China’s Economic Crisis Creates Uncertainty

(Photo: Reuters)

I believe that China will be the next region of economic volatility, post slow Euro-zone improvements. A massive housing market has been artificially created, where billions of dollars of investment into infrastructure have been spent on ghost towns that are struggling to stay alive. The Yuan currency peg has cultivated an unsustainable economic liability that will greatly damage the global recovery. China’s “economic growth” has been created by dumping their exports into developed economies, where national workers cannot compete with production costs. By tying the Chinese Yuan to the US Dollar, they gorge the international market by trading with an abnormally and consistently low valued currency. Like the gentlemen in the video suggests, I believe that the Chinese government intervention and regulation will ultimately polarize major groups of societies — with the majority of the negatively affected working in the lowest income bracket.

Wall Street Journal reporter Bob Davis recently posted two articles on this topic. In the first, he suggests that the hope for Chinese economic reform lies in the government allowing private companies and entrepreneurs more opportunity.
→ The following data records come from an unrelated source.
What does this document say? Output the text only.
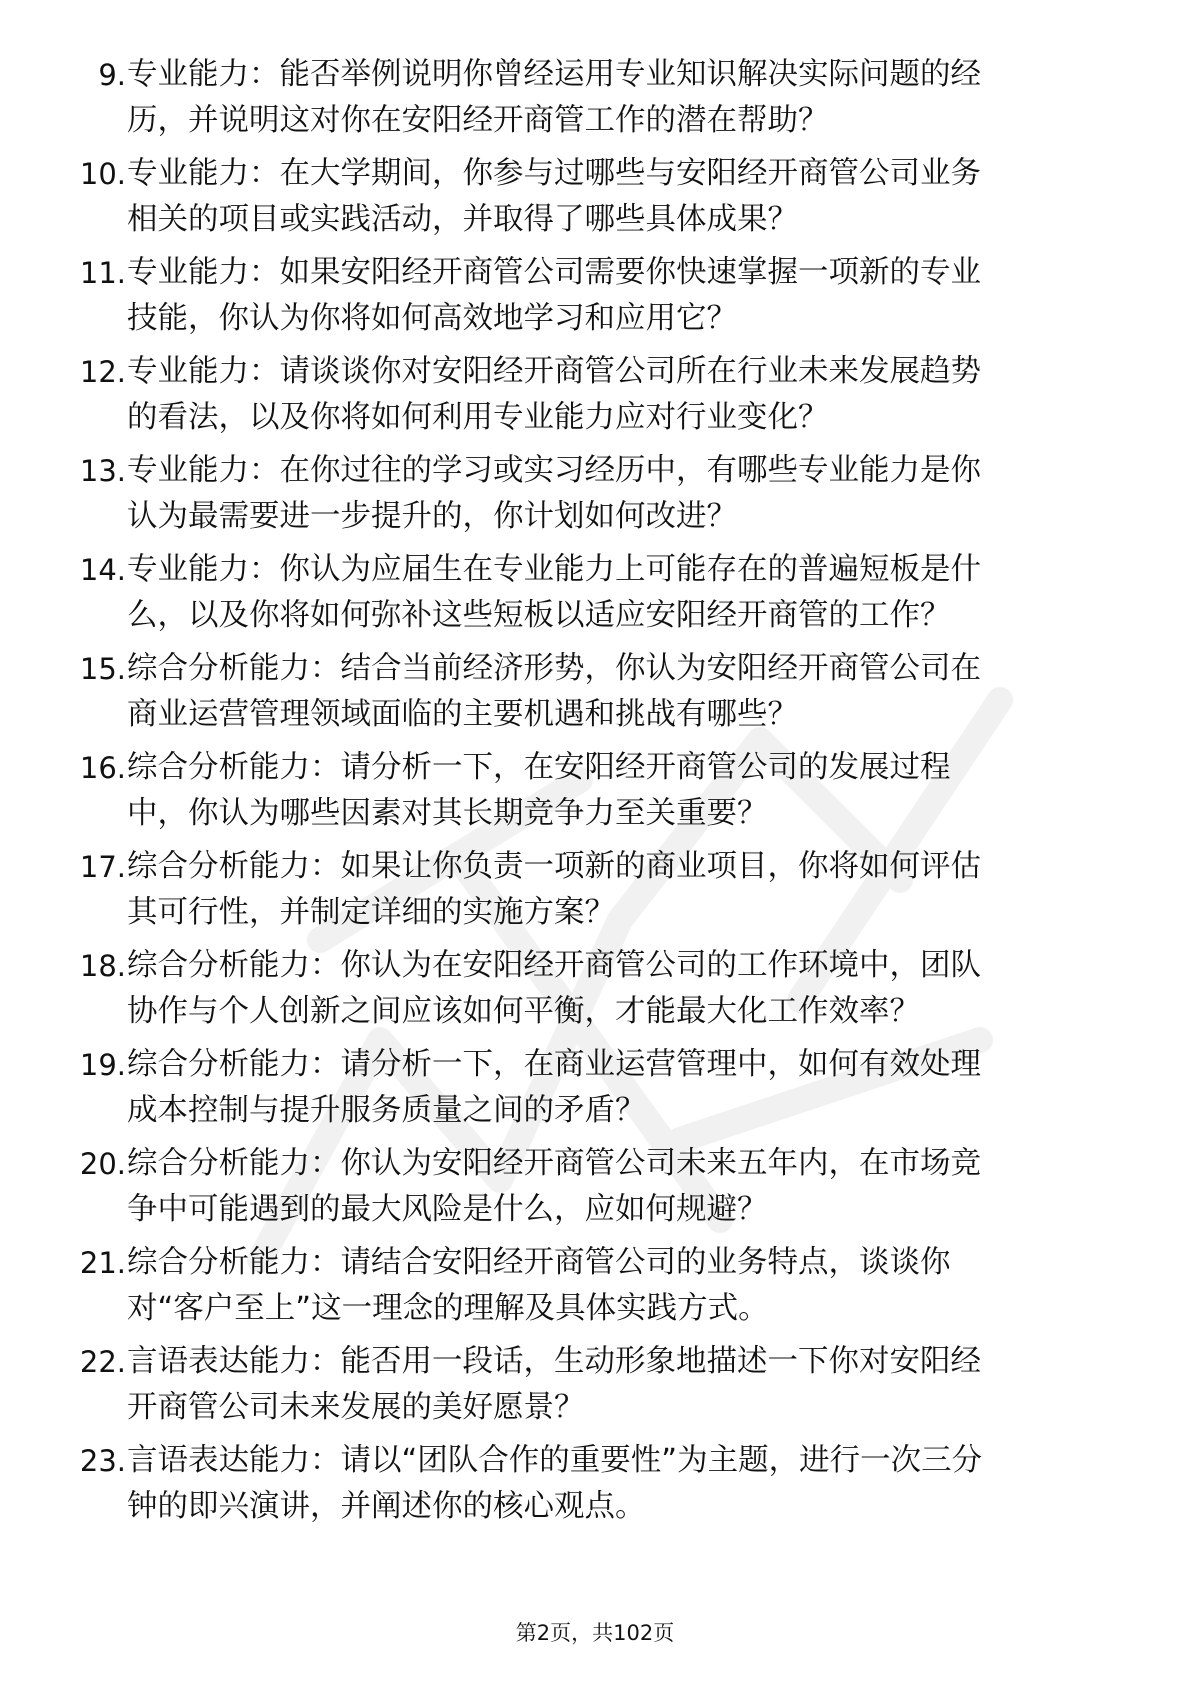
9. 专业能力：能否举例说明你曾经运用专业知识解决实际问题的经
历，并说明这对你在安阳经开商管工作的潜在帮助？
10. 专业能力：在大学期间，你参与过哪些与安阳经开商管公司业务
相关的项目或实践活动，并取得了哪些具体成果？
11. 专业能力：如果安阳经开商管公司需要你快速掌握一项新的专业
技能，你认为你将如何高效地学习和应用它？
12. 专业能力：请谈谈你对安阳经开商管公司所在行业未来发展趋势
的看法，以及你将如何利用专业能力应对行业变化？
13. 专业能力：在你过往的学习或实习经历中，有哪些专业能力是你
认为最需要进一步提升的，你计划如何改进？
14. 专业能力：你认为应届生在专业能力上可能存在的普遍短板是什
么，以及你将如何弥补这些短板以适应安阳经开商管的工作？
15. 综合分析能力：结合当前经济形势，你认为安阳经开商管公司在
商业运营管理领域面临的主要机遇和挑战有哪些？
16. 综合分析能力：请分析一下，在安阳经开商管公司的发展过程
中，你认为哪些因素对其长期竞争力至关重要？
17. 综合分析能力：如果让你负责一项新的商业项目，你将如何评估
其可行性，并制定详细的实施方案？
18. 综合分析能力：你认为在安阳经开商管公司的工作环境中，团队
协作与个人创新之间应该如何平衡，才能最大化工作效率？
19. 综合分析能力：请分析一下，在商业运营管理中，如何有效处理
成本控制与提升服务质量之间的矛盾？
20. 综合分析能力：你认为安阳经开商管公司未来五年内，在市场竞
争中可能遇到的最大风险是什么，应如何规避？
21. 综合分析能力：请结合安阳经开商管公司的业务特点，谈谈你
对“客户至上”这一理念的理解及具体实践方式。
22. 言语表达能力：能否用一段话，生动形象地描述一下你对安阳经
开商管公司未来发展的美好愿景？
23. 言语表达能力：请以“团队合作的重要性”为主题，进行一次三分
钟的即兴演讲，并阐述你的核心观点。
第2页，共102页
The latter article is appropriately named State-Run Firms are the Giants of China’s Economy, with the government owning about 45% of the economy.

“The report warns that China’s growth is in danger of decelerating rapidly and without much warning. That is what has occurred with other highflying developing countries, such as Brazil and Mexico, once they reached a certain income level, a phenomenon that economists call the “middle-income trap.” A sharp slowdown could deepen problems in the Chinese banking sector and elsewhere, the report warns, and could prompt a crisis, according to those involved with the project.

It recommends that state-owned firms be overseen by asset-management firms, say those involved in the report. It also urges China to overhaul local government finances and promote competition and entrepreneurship.”